Mas também o rico, quando quiser, nada pagará no coletivo urbano, assim como no
SUS.
Tão importante quanto os
quesitos acima, a implantação da ‘tarifa zero’ estimulará a demanda por
transporte público coletivo numa sociedade dominada pelo ‘deus automóvel’,
invertendo prioridades no espaço urbano, muitas vezes exíguo e saturado com
equipamentos colocados a seu serviço, basta ver os imensos espaços de
estacionamentos em nossas cidades. Além do possível resgate desses imensos
espaços urbanos, que podem ser destinados a outras finalidades ‘mais nobres’ do
ponto de vista da qualidade de vida e formação humana, eliminar automóveis nas
ruas significa, acima de tudo, caminhar na despoluição da pestilenta atmosfera
em nossas grandes cidades, fator que, por sua vez, consome imensos recursos na
área de saúde pública. E desse modo, pode se abrir pouco a pouco os círculos
viciosos que realimentam o atual estado de coisas e produzem o pestilento
ambiente urbano. A quem interessa manter o sistema funcionando do jeito que
está hoje?
Na sociedade do consumo
capitalista, na qual o dinheiro comanda todos os valores, as implicações de
ordem ecológica são, via de regra, as menos lembradas, embora bem presentes e
produzindo efeitos inquestionáveis, para o bem ou para o mal. O balanço
energético, por exemplo, dentre outros quesitos, também mudará sob um regime de
‘tarifa zero’, pois milhares de automóveis deixarão hipoteticamente de rodar,
deixando de consumir petróleo ou outros combustíveis, e isso interessa a toda a
população que paga gordos subsídios à produção de energia, ainda que isso não
seja do interesse dos produtores e de seus associados políticos e econômicos.

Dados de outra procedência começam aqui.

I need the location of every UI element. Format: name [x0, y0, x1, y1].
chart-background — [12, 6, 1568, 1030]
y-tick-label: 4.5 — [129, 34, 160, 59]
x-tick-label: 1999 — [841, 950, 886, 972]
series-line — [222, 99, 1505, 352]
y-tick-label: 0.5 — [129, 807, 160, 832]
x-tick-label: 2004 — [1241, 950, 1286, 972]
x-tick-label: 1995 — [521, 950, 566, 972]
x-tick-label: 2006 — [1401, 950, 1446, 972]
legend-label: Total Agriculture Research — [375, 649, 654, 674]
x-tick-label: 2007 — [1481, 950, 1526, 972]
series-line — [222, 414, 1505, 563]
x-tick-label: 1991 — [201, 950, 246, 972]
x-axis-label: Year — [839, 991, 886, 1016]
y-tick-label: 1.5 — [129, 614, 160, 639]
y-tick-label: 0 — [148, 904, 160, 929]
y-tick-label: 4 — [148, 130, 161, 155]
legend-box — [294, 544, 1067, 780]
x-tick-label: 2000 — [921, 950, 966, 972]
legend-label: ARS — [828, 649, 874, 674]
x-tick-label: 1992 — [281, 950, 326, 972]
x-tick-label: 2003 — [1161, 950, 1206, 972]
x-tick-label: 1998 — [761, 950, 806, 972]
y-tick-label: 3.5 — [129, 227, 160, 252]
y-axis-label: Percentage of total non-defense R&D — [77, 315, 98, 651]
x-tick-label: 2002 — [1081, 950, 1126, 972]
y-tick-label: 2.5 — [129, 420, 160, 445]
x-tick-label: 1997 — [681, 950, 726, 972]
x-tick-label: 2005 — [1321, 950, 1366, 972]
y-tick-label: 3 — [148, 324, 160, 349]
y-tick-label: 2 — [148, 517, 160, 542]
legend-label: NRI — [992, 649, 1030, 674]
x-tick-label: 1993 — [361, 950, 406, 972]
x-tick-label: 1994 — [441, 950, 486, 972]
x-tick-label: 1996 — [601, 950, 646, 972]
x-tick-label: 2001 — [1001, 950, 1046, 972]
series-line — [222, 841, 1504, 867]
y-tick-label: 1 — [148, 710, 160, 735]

Mas, se olharmos sob outro
ângulo, ainda haverá uma possível mudança cultural como ‘efeito colateral’ na
adoção da ‘tarifa zero’: o sentimento de coletividade, de pertencimento a uma
sociedade, coisa tão fora de moda nos dias em que o mundo parece girar em torno
do umbigo sob a égide do mais rastaqüera individualismo, obviamente associado
ao domínio do ‘deus automóvel’. A atitude de deixar de pensar no carro para se
locomover na cidade é resultado de uma pequena revolução mental, de valores de
vida e atitude, e que induzem a alterações de comportamento, possivelmente como
cuidar mais dos espaços públicos, das questões que afetam a todos no âmbito de
uma comunidade. E, por mais incrível que pareça isso pode levar a uma maior
politização, a um aumento no senso crítico no seio da população. A pergunta que
decorre de um ‘noves fora’: isso tudo é desejável a elite que governa o país? É
evidente que não, daí porque a constante tentativa de arrefecer a pressão
popular, de adotar discursos ambivalentes, de procrastinar ao máximo a adoção
de medidas que venham ao encontro de um novo rumo e que ensejem a quebra dos
vínculos econômicos e políticos que as sustentam no poder. Como sempre, sua
estratégia é fazer com que as mobilizações ‘morram na praia’. Diante do cenário
e da dura leitura histórica de patropi, dessa vez é necessário arrancar mais
que apenas ‘diminuição de tarifa’.
CHEGOU A VEZ DA TARIFA ZERO
!!
Florianópolis, junho de 2013
Gert Schinke
Historiador e ecologista,
autor do livro ‘ECOPLAMENTO – a teoria que explica o processo de
assimilação do colapso ecológico por parte do sistema capitalista global’
(Insular, 2013)
COMPLEMENTO OPORTUNO: nota
do prefeito municipal veiculada na tarde de 18.06.13, primeira manifestação de
rua na cidade sobre tarifa em 2013.
“Muito se critica a “apatia”
da juventude pós cara-pintada. De 1992 pra cá virou chavão dizer que diferente
dos jovens das décadas 70 e 80, combativas e idealistas, as gerações seguintes
caracterizavam-se pelo consumismo e individualismo. E pior com a
internet, diziam, utilizada até então para frivolidades e mais consumo.
Pois eis que surge este
movimento inesperado. Começa com uma questão de tarifa de ônibus, e
transforma-se numa enorme ação de combate a corrupção, aos gastos excessivos da
copa, de celebração da mobilização coletiva. Resgatou-se a rua como
ambiente de luta. Os jovens deixam bem claro que estão prontos a tomar nas rédeas
o futuro do país, e mais, sua revolta com o atual estado das coisas.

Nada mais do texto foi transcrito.